With limited time at the end of the trial to prepare appeal proof instructions, the process is prone to error. This results in about 30% to 50% appellate court new trial orders because of trial judges’ faulty instructions.
Since 1991, Canadian appellate courts, along with federal and provincial governments knew about the American pattern jury instructional system because of the published paper I wrote on the subject for the federal Department of Justice. Without any proof of a reduction in delivering justice, American models are able to cut down the number of their appellate courts’ new trial orders arising from faulty jury instructions to around 1% to 3%.
Federal and provincial governments gave the 1991 proposal “long term priority.” After 18 years, the priority time has yet to arrive. Back then, appellate court leaders suggested the recommendation be given “further study.” After 18 years they have yet to commission any such study.
A profound policy difference or mindset exists between American appellate courts and Canadian ones. American state and federal appellate courts seem to acknowledge that as part of their public duty they should strive to maintain a modern judicial system including uniform jury instructional systems that are not prone to error. To meet that public duty they either publish organized sets of jury instructions or approve instructions written by others.

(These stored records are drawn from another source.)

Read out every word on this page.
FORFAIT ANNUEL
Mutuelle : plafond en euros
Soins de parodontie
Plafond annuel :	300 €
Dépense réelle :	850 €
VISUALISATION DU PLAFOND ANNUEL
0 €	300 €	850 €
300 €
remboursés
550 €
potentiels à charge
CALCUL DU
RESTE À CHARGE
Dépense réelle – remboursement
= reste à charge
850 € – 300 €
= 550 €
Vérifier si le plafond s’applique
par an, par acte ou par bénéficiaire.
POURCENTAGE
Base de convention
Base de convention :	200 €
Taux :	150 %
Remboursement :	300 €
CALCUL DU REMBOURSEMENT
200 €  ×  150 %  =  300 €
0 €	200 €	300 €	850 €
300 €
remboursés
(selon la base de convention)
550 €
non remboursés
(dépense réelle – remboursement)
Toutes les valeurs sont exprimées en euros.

Canadian appellate courts do not seem to recognize a similar pub lic duty. They wait for the federal government to act but it certainly is not in any hurry. Just think of the milllions of taxpayers' dollars waisted on new trial orders that could be used for better health care services and the like!
Bottom line:
1. If the pattern jury instructional system was in place at the first trial of Kelly Ellard ending on 9 March 2000, probably there would have been just the one trial and the one appeal ending on 4 February 2003.
2. Instead, it took more than six years with three trials ending on 12 April 2005 and three appeals ending on 12 June 2009.
3. The Canadian public, trial judges, defendants and prosecutors deserve a better system than our political and judicial hierarchies seem willing to provide.